Ronen Huang
May 2022 to June 2022 (initial). December 2024 (improvement).
The individual FIFA data from 2015 to 2022 can be accessed via https://www.kaggle.com/datasets/stefanoleone992/fifa-22-complete-player-dataset.
To preprocess the FIFA data for usability on machine learning tasks and predict injury proneness.
from pipeline import load_clean_train
load_clean_train()The combined and cleaned data is saved in the data directory as players_15_to_22_data.csv.
The training of the Random Forest classifier with hyperparameter tuning on the number of trees, maximum depth, and maximum features is saved in the tables directory as random_forest_train_table.csv and the scatter plot is saved in the plots directory as random_forest_pr_auc_plot.jpg.

The test predictions and labels of the best Random Forest classifier is saved in the tables directory as random_forest_test_predictions.csv and the confusion matrix of the test performance is saved in the plots directory as random_forest_confusion_matrix_plot.jpg.

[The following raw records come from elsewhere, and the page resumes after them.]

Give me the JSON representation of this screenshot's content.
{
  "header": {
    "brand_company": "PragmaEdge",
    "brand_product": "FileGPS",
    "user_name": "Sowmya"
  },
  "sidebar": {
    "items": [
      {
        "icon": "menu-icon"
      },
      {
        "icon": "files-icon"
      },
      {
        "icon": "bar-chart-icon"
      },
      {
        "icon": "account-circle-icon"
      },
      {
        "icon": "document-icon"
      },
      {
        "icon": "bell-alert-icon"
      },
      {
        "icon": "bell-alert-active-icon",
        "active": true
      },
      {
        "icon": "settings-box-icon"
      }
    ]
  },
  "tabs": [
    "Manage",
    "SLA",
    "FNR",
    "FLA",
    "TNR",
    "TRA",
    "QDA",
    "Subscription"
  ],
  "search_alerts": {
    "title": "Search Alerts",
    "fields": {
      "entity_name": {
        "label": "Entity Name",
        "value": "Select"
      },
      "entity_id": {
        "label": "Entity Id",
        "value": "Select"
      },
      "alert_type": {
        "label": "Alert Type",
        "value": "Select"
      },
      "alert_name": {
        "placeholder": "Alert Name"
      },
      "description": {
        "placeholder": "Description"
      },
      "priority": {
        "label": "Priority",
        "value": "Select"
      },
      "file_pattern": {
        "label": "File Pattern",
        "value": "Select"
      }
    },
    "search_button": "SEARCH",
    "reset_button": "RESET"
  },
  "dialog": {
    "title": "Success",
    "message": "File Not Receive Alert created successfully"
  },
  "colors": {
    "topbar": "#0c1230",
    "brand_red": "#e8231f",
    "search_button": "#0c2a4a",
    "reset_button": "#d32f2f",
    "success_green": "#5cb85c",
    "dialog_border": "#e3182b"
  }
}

The training of the LightGBM classifier with hyperparameter tuning on the learning rate, number of leaves, number of trees, and injury prone label weight is saved in the tables directory as lightgbm_train_table.csv and the scatter plot is saved in the plots directory as lightgbm_pr_auc_plot.jpg.

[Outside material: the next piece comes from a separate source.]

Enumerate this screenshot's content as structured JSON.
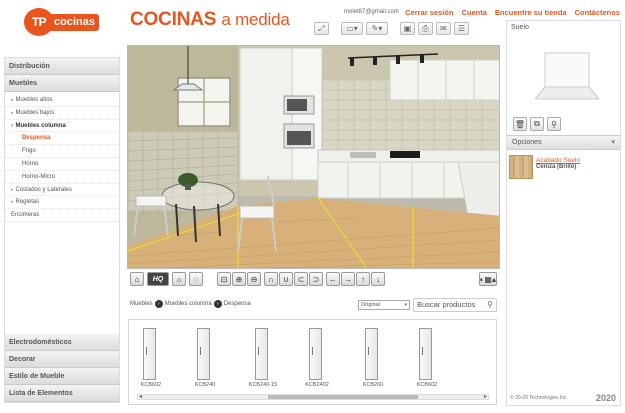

The test predictions and labels of the best LightGBM classifier is saved in the tables directory as lightgbm_test_predictions.csv and the confusion matrix of the test performance is saved in the plots directory as lightgbm_confusion_matrix_plot.jpg.

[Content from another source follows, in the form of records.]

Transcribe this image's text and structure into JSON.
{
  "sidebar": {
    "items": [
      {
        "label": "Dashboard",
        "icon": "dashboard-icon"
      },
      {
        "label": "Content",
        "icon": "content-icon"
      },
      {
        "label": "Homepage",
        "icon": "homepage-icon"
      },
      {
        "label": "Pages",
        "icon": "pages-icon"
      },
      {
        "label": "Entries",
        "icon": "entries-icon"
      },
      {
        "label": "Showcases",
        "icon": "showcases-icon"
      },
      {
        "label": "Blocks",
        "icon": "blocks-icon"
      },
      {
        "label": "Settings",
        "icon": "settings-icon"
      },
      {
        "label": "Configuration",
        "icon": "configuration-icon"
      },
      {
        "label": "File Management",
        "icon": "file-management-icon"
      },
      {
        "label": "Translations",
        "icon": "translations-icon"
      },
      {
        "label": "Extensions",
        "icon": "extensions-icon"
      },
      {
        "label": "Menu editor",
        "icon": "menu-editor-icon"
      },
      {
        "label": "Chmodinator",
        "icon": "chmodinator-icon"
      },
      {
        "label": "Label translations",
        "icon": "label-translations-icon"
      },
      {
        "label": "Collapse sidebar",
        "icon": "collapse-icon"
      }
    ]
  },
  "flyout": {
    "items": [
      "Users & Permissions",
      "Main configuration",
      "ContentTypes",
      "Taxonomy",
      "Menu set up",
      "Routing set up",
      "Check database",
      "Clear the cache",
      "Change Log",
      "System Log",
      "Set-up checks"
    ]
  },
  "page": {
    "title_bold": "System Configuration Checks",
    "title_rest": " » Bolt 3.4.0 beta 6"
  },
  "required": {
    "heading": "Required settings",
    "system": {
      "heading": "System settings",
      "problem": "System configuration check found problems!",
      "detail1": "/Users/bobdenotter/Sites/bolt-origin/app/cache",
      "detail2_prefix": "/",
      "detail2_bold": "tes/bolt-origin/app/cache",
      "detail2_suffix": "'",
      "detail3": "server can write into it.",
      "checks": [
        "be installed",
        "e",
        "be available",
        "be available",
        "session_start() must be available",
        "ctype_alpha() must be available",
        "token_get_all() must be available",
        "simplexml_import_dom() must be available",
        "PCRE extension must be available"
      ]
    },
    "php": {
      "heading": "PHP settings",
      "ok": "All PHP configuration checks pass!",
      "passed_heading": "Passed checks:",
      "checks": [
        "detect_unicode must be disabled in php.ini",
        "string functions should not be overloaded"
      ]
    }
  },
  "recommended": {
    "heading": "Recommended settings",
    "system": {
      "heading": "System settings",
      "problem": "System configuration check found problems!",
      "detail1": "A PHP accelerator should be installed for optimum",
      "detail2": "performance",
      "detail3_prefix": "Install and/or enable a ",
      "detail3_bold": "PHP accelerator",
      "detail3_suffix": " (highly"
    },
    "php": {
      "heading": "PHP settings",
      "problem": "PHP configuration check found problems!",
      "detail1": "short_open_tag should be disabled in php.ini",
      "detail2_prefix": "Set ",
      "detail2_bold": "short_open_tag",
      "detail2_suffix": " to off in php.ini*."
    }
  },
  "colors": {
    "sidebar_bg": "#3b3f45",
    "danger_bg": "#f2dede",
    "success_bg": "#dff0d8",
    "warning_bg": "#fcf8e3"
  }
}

The test metrics of the best Random Forest classifier, best LightGBM classifier, Logistic Regression, and Baseline are saved in the tables directory as test_metrics.csv and the Precision Recall curve on the test data is saved in the plots directory as precision_recall.jpg.

Breiman, L. (2001). Random Forests. Machine Learning, 45, 5–32. https://doi.org/10.1023/A:1010933404324
Ke, G., Meng, Q., Finley, T., Wang, T., Chen, W., Ma, W., . . . Liu, T.-Y. (2017). LightGBM: A Highly Efficient Gradient Boosting Decision Tree. In Proceedings of the 31st International Conference on Neural Information Processing Systems (pp. 3149–3157). Curran Associates Inc.